How to Create an Epic Cheese Board
Welcome to Cheeseboards: A Love Story.
All jokes aside, I am pretty much obsessed with creating these edible masterpieces. I love them because they are a feast for the eyes (and your friends) and take 10 mins or less to make. This is my go-to appetizer as a hostess or guest.
When creating a cheeseboard my M.O. is to start with the larger items (grape clusters, cheese blocks) followed by charcuterie, fruit and crackers and finally the nuts, herbs and olives. It’s a bit of a creative process so trust yourself to go with the flow and make changes as needed. If you think about it, it’s just a bunch of snacks layered onto a dish (with a touch of symmetry).
I’d suggest selecting one or two options from each of the four cheese categories (hard, soft, aged and blue) which will add texture and variety to your board and satisfy varying palates. You can make your cheese selection more interesting by adding condiments and seasonings, such as drizzling brie with honey or sprinkling fresh herbs on your goat cheese.
A few pro tips:
Make it ahead of time. I love showing up at dinner parties with a pre-assembled cheese board (knives included). It saves time and ensures you’ll stay out of the host’s way since they’re most likely busy cooking in the kitchen.
Keep it seasonal. In the winter months I usually add a pomegranate and satsuma oranges (with the leaves on, of course) as a decorative element. During summer, I like adding figs or strawberries with floral elements.
Get creative with “the board”. I’ve repurposed everything from cake trays to slabs of marble to create a cheese board.
Add something sweet. my go-to is dark chocolate broken up into pieces with a pinch of sea salt.
My go-to shopping list:
Hard or Aged Cheese: 6 month or 1 year aged Manchego, Comte, Goat Gouda
Soft Cheese: Humboldt Fog, Cowgirl Creamery Mt.
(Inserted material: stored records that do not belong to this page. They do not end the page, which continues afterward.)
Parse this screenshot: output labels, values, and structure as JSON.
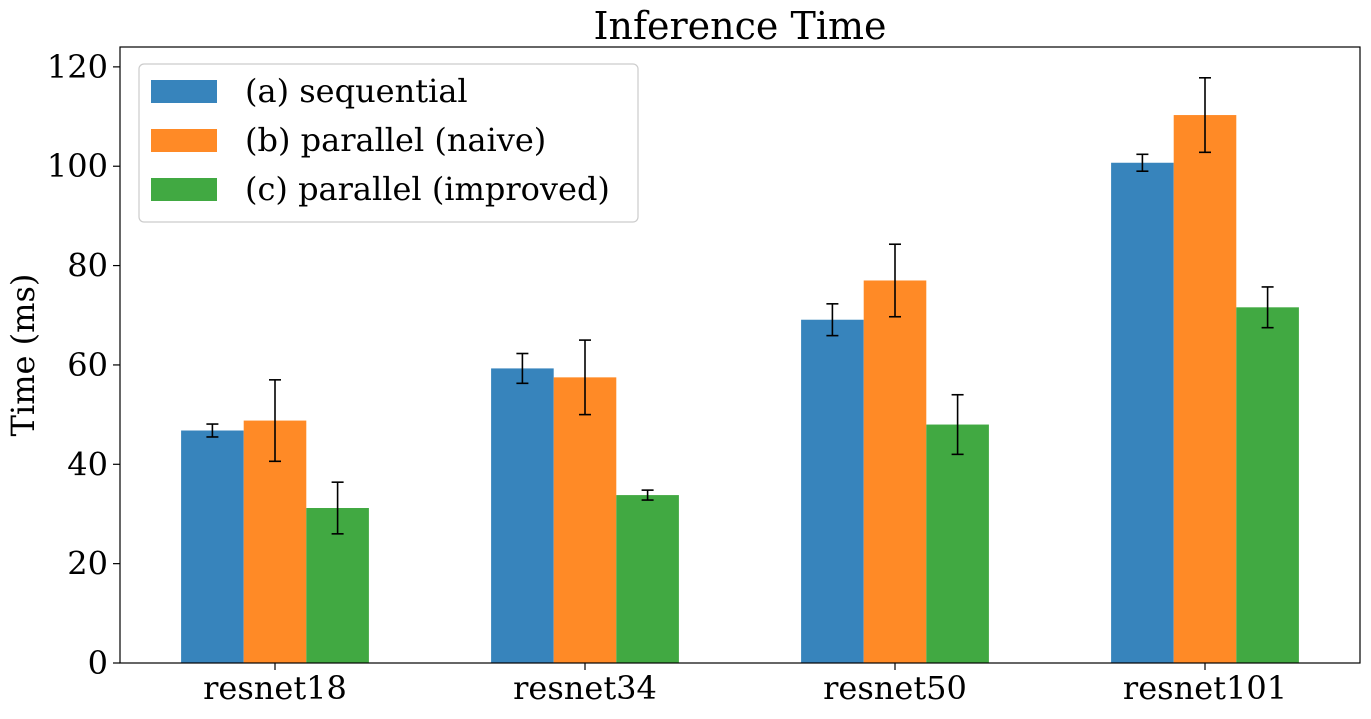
{
  "chart_data": {
    "type": "bar",
    "title": "Inference Time",
    "xlabel": "",
    "ylabel": "Time (ms)",
    "categories": [
      "resnet18",
      "resnet34",
      "resnet50",
      "resnet101"
    ],
    "ylim": [
      0,
      124
    ],
    "yticks": [
      0,
      20,
      40,
      60,
      80,
      100,
      120
    ],
    "legend_position": "top-left",
    "grid": false,
    "series": [
      {
        "name": "(a) sequential",
        "color": "#3784bc",
        "values": [
          46.8,
          59.3,
          69.1,
          100.7
        ],
        "errors": [
          1.3,
          3.0,
          3.2,
          1.7
        ]
      },
      {
        "name": "(b) parallel (naive)",
        "color": "#ff8a26",
        "values": [
          48.8,
          57.5,
          77.0,
          110.3
        ],
        "errors": [
          8.2,
          7.5,
          7.3,
          7.5
        ]
      },
      {
        "name": "(c) parallel (improved)",
        "color": "#41a942",
        "values": [
          31.2,
          33.8,
          48.0,
          71.6
        ],
        "errors": [
          5.2,
          1.0,
          6.0,
          4.1
        ]
      }
    ]
  }
}
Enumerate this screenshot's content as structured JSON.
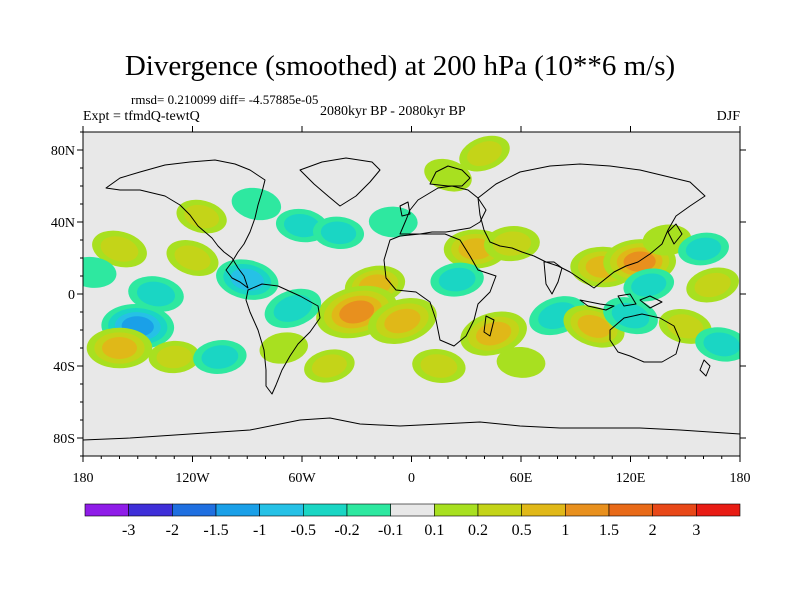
{
  "title": "Divergence (smoothed) at 200 hPa (10**6 m/s)",
  "stats": "rmsd= 0.210099 diff= -4.57885e-05",
  "experiment": "Expt = tfmdQ-tewtQ",
  "period": "2080kyr BP - 2080kyr BP",
  "season": "DJF",
  "chart_data": {
    "type": "heatmap",
    "projection": "cylindrical-equidistant",
    "xlim": [
      -180,
      180
    ],
    "ylim": [
      -90,
      90
    ],
    "x_ticks": [
      {
        "value": -180,
        "label": "180"
      },
      {
        "value": -120,
        "label": "120W"
      },
      {
        "value": -60,
        "label": "60W"
      },
      {
        "value": 0,
        "label": "0"
      },
      {
        "value": 60,
        "label": "60E"
      },
      {
        "value": 120,
        "label": "120E"
      },
      {
        "value": 180,
        "label": "180"
      }
    ],
    "y_ticks": [
      {
        "value": 80,
        "label": "80N"
      },
      {
        "value": 40,
        "label": "40N"
      },
      {
        "value": 0,
        "label": "0"
      },
      {
        "value": -40,
        "label": "40S"
      },
      {
        "value": -80,
        "label": "80S"
      }
    ],
    "colorbar": {
      "levels": [
        "-3",
        "-2",
        "-1.5",
        "-1",
        "-0.5",
        "-0.2",
        "-0.1",
        "0.1",
        "0.2",
        "0.5",
        "1",
        "1.5",
        "2",
        "3"
      ],
      "colors": [
        "#8f1de8",
        "#3f2fd8",
        "#1f6fe0",
        "#1aa0e8",
        "#26c1e6",
        "#1ad6c4",
        "#2ee8a0",
        "#e8e8e8",
        "#a8e020",
        "#c4d418",
        "#e0b818",
        "#e8901e",
        "#e86a18",
        "#e84818",
        "#e81c14"
      ]
    },
    "anomalies": [
      {
        "lon": 40,
        "lat": 78,
        "value": 0.35
      },
      {
        "lon": 20,
        "lat": 66,
        "value": 0.2
      },
      {
        "lon": -115,
        "lat": 43,
        "value": 0.3
      },
      {
        "lon": -85,
        "lat": 50,
        "value": -0.25
      },
      {
        "lon": -60,
        "lat": 38,
        "value": -0.35
      },
      {
        "lon": -40,
        "lat": 34,
        "value": -0.3
      },
      {
        "lon": -10,
        "lat": 40,
        "value": -0.2
      },
      {
        "lon": 35,
        "lat": 25,
        "value": 0.8
      },
      {
        "lon": 55,
        "lat": 28,
        "value": 0.5
      },
      {
        "lon": 25,
        "lat": 8,
        "value": -0.4
      },
      {
        "lon": -20,
        "lat": 5,
        "value": 0.7
      },
      {
        "lon": -30,
        "lat": -10,
        "value": 1.6
      },
      {
        "lon": -5,
        "lat": -15,
        "value": 1.1
      },
      {
        "lon": -65,
        "lat": -8,
        "value": -0.6
      },
      {
        "lon": -120,
        "lat": 20,
        "value": 0.4
      },
      {
        "lon": -160,
        "lat": 25,
        "value": 0.5
      },
      {
        "lon": -90,
        "lat": 8,
        "value": -0.8
      },
      {
        "lon": -140,
        "lat": 0,
        "value": -0.5
      },
      {
        "lon": -175,
        "lat": 12,
        "value": -0.2
      },
      {
        "lon": -150,
        "lat": -18,
        "value": -1.2
      },
      {
        "lon": -160,
        "lat": -30,
        "value": 0.9
      },
      {
        "lon": -130,
        "lat": -35,
        "value": 0.3
      },
      {
        "lon": -105,
        "lat": -35,
        "value": -0.4
      },
      {
        "lon": -70,
        "lat": -30,
        "value": 0.2
      },
      {
        "lon": -45,
        "lat": -40,
        "value": 0.3
      },
      {
        "lon": 45,
        "lat": -22,
        "value": 1.0
      },
      {
        "lon": 80,
        "lat": -12,
        "value": -0.6
      },
      {
        "lon": 100,
        "lat": -18,
        "value": 0.8
      },
      {
        "lon": 120,
        "lat": -12,
        "value": -0.5
      },
      {
        "lon": 150,
        "lat": -18,
        "value": 0.4
      },
      {
        "lon": 170,
        "lat": -28,
        "value": -0.4
      },
      {
        "lon": 15,
        "lat": -40,
        "value": 0.4
      },
      {
        "lon": 60,
        "lat": -38,
        "value": 0.2
      },
      {
        "lon": 105,
        "lat": 15,
        "value": 0.9
      },
      {
        "lon": 125,
        "lat": 18,
        "value": 1.2
      },
      {
        "lon": 140,
        "lat": 30,
        "value": 0.2
      },
      {
        "lon": 160,
        "lat": 25,
        "value": -0.3
      },
      {
        "lon": 130,
        "lat": 5,
        "value": -0.3
      },
      {
        "lon": 165,
        "lat": 5,
        "value": 0.4
      }
    ]
  }
}
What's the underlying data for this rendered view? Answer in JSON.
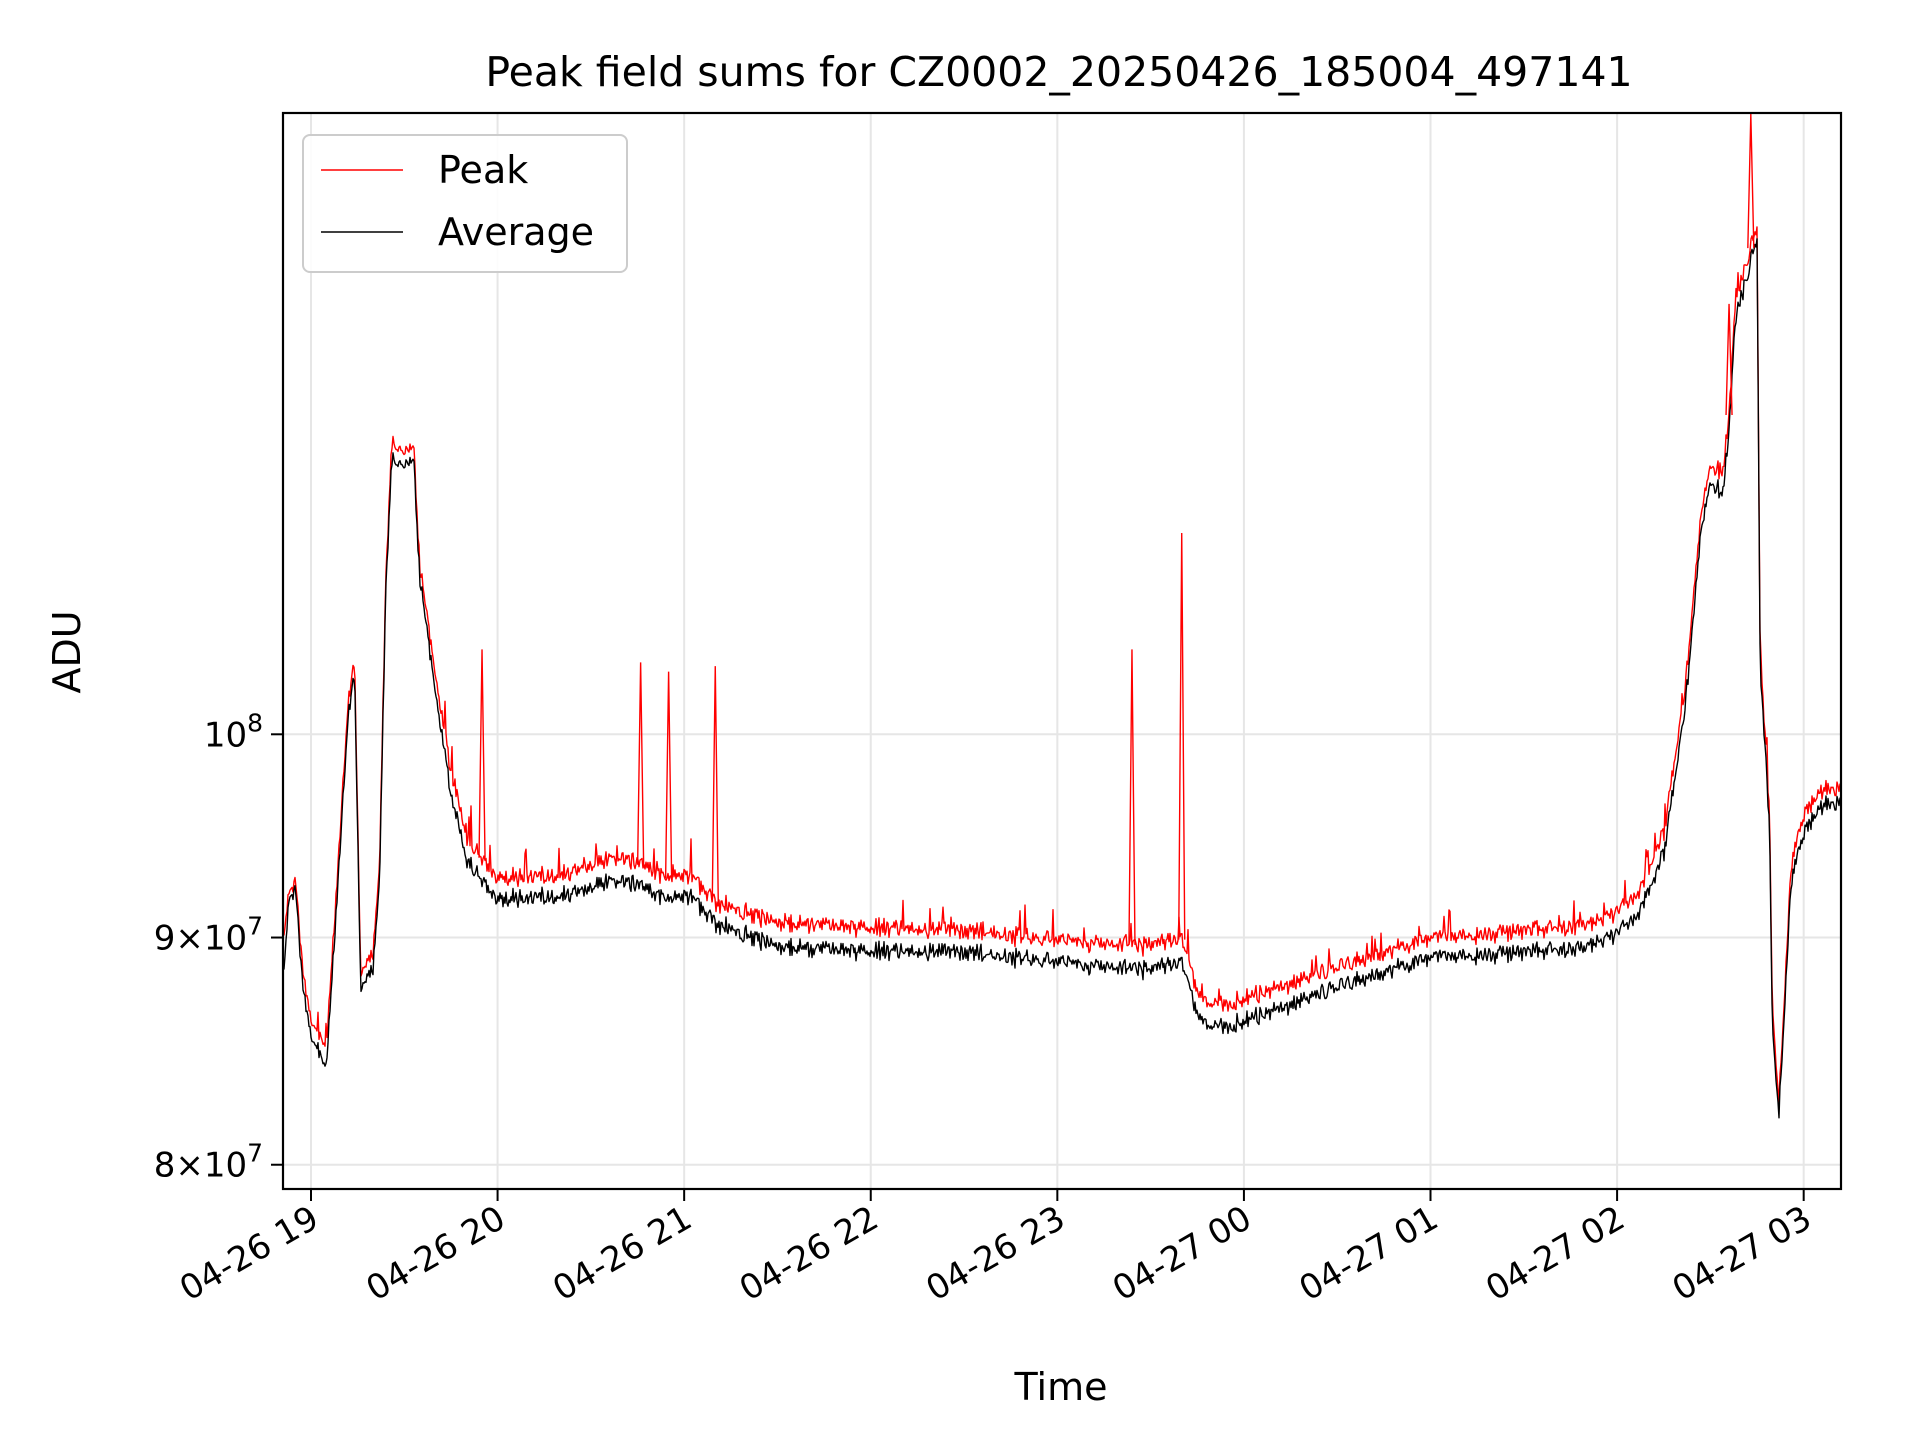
{
  "chart_data": {
    "type": "line",
    "title": "Peak field sums for CZ0002_20250426_185004_497141",
    "xlabel": "Time",
    "ylabel": "ADU",
    "yscale": "log",
    "ylim": [
      79000000,
      138000000
    ],
    "xlim": [
      "2025-04-26 18:51",
      "2025-04-27 03:12"
    ],
    "grid": true,
    "legend_position": "upper left",
    "x_ticks": [
      {
        "t": "2025-04-26 19:00",
        "label": "04-26 19"
      },
      {
        "t": "2025-04-26 20:00",
        "label": "04-26 20"
      },
      {
        "t": "2025-04-26 21:00",
        "label": "04-26 21"
      },
      {
        "t": "2025-04-26 22:00",
        "label": "04-26 22"
      },
      {
        "t": "2025-04-26 23:00",
        "label": "04-26 23"
      },
      {
        "t": "2025-04-27 00:00",
        "label": "04-27 00"
      },
      {
        "t": "2025-04-27 01:00",
        "label": "04-27 01"
      },
      {
        "t": "2025-04-27 02:00",
        "label": "04-27 02"
      },
      {
        "t": "2025-04-27 03:00",
        "label": "04-27 03"
      }
    ],
    "y_ticks": [
      {
        "value": 80000000,
        "base": "8×10",
        "exp": "7"
      },
      {
        "value": 90000000,
        "base": "9×10",
        "exp": "7"
      },
      {
        "value": 100000000,
        "base": "10",
        "exp": "8"
      }
    ],
    "series": [
      {
        "name": "Peak",
        "color": "#ff0000",
        "points": [
          [
            "2025-04-26 18:51",
            89800000
          ],
          [
            "2025-04-26 18:53",
            92300000
          ],
          [
            "2025-04-26 18:55",
            92700000
          ],
          [
            "2025-04-26 18:57",
            89000000
          ],
          [
            "2025-04-26 19:00",
            86200000
          ],
          [
            "2025-04-26 19:05",
            85200000
          ],
          [
            "2025-04-26 19:08",
            91800000
          ],
          [
            "2025-04-26 19:12",
            101900000
          ],
          [
            "2025-04-26 19:14",
            104000000
          ],
          [
            "2025-04-26 19:16",
            88200000
          ],
          [
            "2025-04-26 19:20",
            89200000
          ],
          [
            "2025-04-26 19:22",
            93200000
          ],
          [
            "2025-04-26 19:24",
            108100000
          ],
          [
            "2025-04-26 19:26",
            116500000
          ],
          [
            "2025-04-26 19:30",
            115800000
          ],
          [
            "2025-04-26 19:33",
            116100000
          ],
          [
            "2025-04-26 19:35",
            109100000
          ],
          [
            "2025-04-26 19:40",
            103100000
          ],
          [
            "2025-04-26 19:45",
            98200000
          ],
          [
            "2025-04-26 19:50",
            94800000
          ],
          [
            "2025-04-26 20:00",
            92800000
          ],
          [
            "2025-04-26 20:20",
            93000000
          ],
          [
            "2025-04-26 20:40",
            93900000
          ],
          [
            "2025-04-26 20:55",
            92800000
          ],
          [
            "2025-04-26 21:00",
            93200000
          ],
          [
            "2025-04-26 21:10",
            91700000
          ],
          [
            "2025-04-26 21:30",
            90600000
          ],
          [
            "2025-04-26 22:00",
            90500000
          ],
          [
            "2025-04-26 22:30",
            90300000
          ],
          [
            "2025-04-26 23:00",
            89900000
          ],
          [
            "2025-04-26 23:30",
            89600000
          ],
          [
            "2025-04-26 23:40",
            89900000
          ],
          [
            "2025-04-26 23:45",
            87400000
          ],
          [
            "2025-04-26 23:50",
            86900000
          ],
          [
            "2025-04-27 00:00",
            87200000
          ],
          [
            "2025-04-27 00:30",
            88600000
          ],
          [
            "2025-04-27 01:00",
            90000000
          ],
          [
            "2025-04-27 01:30",
            90300000
          ],
          [
            "2025-04-27 01:50",
            90500000
          ],
          [
            "2025-04-27 02:05",
            91600000
          ],
          [
            "2025-04-27 02:15",
            95000000
          ],
          [
            "2025-04-27 02:22",
            102500000
          ],
          [
            "2025-04-27 02:27",
            112200000
          ],
          [
            "2025-04-27 02:30",
            115000000
          ],
          [
            "2025-04-27 02:34",
            114500000
          ],
          [
            "2025-04-27 02:36",
            118000000
          ],
          [
            "2025-04-27 02:38",
            125000000
          ],
          [
            "2025-04-27 02:42",
            128000000
          ],
          [
            "2025-04-27 02:45",
            130000000
          ],
          [
            "2025-04-27 02:46",
            104500000
          ],
          [
            "2025-04-27 02:49",
            96000000
          ],
          [
            "2025-04-27 02:50",
            86600000
          ],
          [
            "2025-04-27 02:52",
            82500000
          ],
          [
            "2025-04-27 02:56",
            93500000
          ],
          [
            "2025-04-27 03:00",
            95900000
          ],
          [
            "2025-04-27 03:05",
            97000000
          ],
          [
            "2025-04-27 03:12",
            97400000
          ]
        ]
      },
      {
        "name": "Average",
        "color": "#000000",
        "points": [
          [
            "2025-04-26 18:51",
            88000000
          ],
          [
            "2025-04-26 18:53",
            92000000
          ],
          [
            "2025-04-26 18:55",
            92300000
          ],
          [
            "2025-04-26 18:57",
            88300000
          ],
          [
            "2025-04-26 19:00",
            85500000
          ],
          [
            "2025-04-26 19:05",
            84300000
          ],
          [
            "2025-04-26 19:08",
            91000000
          ],
          [
            "2025-04-26 19:12",
            101200000
          ],
          [
            "2025-04-26 19:14",
            103300000
          ],
          [
            "2025-04-26 19:16",
            87500000
          ],
          [
            "2025-04-26 19:20",
            88500000
          ],
          [
            "2025-04-26 19:22",
            92500000
          ],
          [
            "2025-04-26 19:24",
            107500000
          ],
          [
            "2025-04-26 19:26",
            115500000
          ],
          [
            "2025-04-26 19:30",
            115000000
          ],
          [
            "2025-04-26 19:33",
            115300000
          ],
          [
            "2025-04-26 19:35",
            108400000
          ],
          [
            "2025-04-26 19:40",
            102200000
          ],
          [
            "2025-04-26 19:45",
            97100000
          ],
          [
            "2025-04-26 19:50",
            93700000
          ],
          [
            "2025-04-26 20:00",
            91800000
          ],
          [
            "2025-04-26 20:20",
            92000000
          ],
          [
            "2025-04-26 20:40",
            92800000
          ],
          [
            "2025-04-26 20:55",
            91800000
          ],
          [
            "2025-04-26 21:00",
            92200000
          ],
          [
            "2025-04-26 21:10",
            90700000
          ],
          [
            "2025-04-26 21:30",
            89500000
          ],
          [
            "2025-04-26 22:00",
            89400000
          ],
          [
            "2025-04-26 22:30",
            89300000
          ],
          [
            "2025-04-26 23:00",
            88900000
          ],
          [
            "2025-04-26 23:30",
            88500000
          ],
          [
            "2025-04-26 23:40",
            88800000
          ],
          [
            "2025-04-26 23:45",
            86400000
          ],
          [
            "2025-04-26 23:50",
            85900000
          ],
          [
            "2025-04-27 00:00",
            86200000
          ],
          [
            "2025-04-27 00:30",
            87700000
          ],
          [
            "2025-04-27 01:00",
            89100000
          ],
          [
            "2025-04-27 01:30",
            89300000
          ],
          [
            "2025-04-27 01:50",
            89500000
          ],
          [
            "2025-04-27 02:05",
            90600000
          ],
          [
            "2025-04-27 02:15",
            94000000
          ],
          [
            "2025-04-27 02:22",
            101500000
          ],
          [
            "2025-04-27 02:27",
            111300000
          ],
          [
            "2025-04-27 02:30",
            114000000
          ],
          [
            "2025-04-27 02:34",
            113300000
          ],
          [
            "2025-04-27 02:36",
            117000000
          ],
          [
            "2025-04-27 02:38",
            124000000
          ],
          [
            "2025-04-27 02:42",
            127000000
          ],
          [
            "2025-04-27 02:45",
            129200000
          ],
          [
            "2025-04-27 02:46",
            103800000
          ],
          [
            "2025-04-27 02:49",
            95300000
          ],
          [
            "2025-04-27 02:50",
            85700000
          ],
          [
            "2025-04-27 02:52",
            82000000
          ],
          [
            "2025-04-27 02:56",
            92700000
          ],
          [
            "2025-04-27 03:00",
            95000000
          ],
          [
            "2025-04-27 03:05",
            96200000
          ],
          [
            "2025-04-27 03:12",
            96700000
          ]
        ]
      }
    ],
    "annotations": [
      {
        "series": "Peak",
        "kind": "spike",
        "x": "2025-04-27 02:43",
        "y": 138000000
      },
      {
        "series": "Peak",
        "kind": "spike",
        "x": "2025-04-26 23:40",
        "y": 111000000
      },
      {
        "series": "Peak",
        "kind": "spike",
        "x": "2025-04-26 23:24",
        "y": 104500000
      },
      {
        "series": "Peak",
        "kind": "spike",
        "x": "2025-04-26 20:55",
        "y": 103300000
      },
      {
        "series": "Peak",
        "kind": "spike",
        "x": "2025-04-26 21:10",
        "y": 103600000
      },
      {
        "series": "Peak",
        "kind": "spike",
        "x": "2025-04-26 20:46",
        "y": 103800000
      },
      {
        "series": "Peak",
        "kind": "spike",
        "x": "2025-04-26 19:55",
        "y": 104500000
      },
      {
        "series": "Peak",
        "kind": "spike",
        "x": "2025-04-27 02:36",
        "y": 125000000
      }
    ]
  }
}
Tam or Redhawk, Brie
Blue Cheese: Stilton (delicious with pear or drizzled with honey)
Charcuterie: prosciutto, salami, jamón serrano
Marcona almonds (so good sprinkled with truffle salt) and cashews
Grapes - variety of red and green
Olives, I usually get 2 different kinds for variety
Honey - raw honeycomb or in a small mason jar with a honey stick
Fig Jam (great with manchego)
Herbs: rosemary or thyme
Seasonal ingredients: pomegranate and satsuma or blood oranges in the winter. Strawberries, fig and berries in the summer.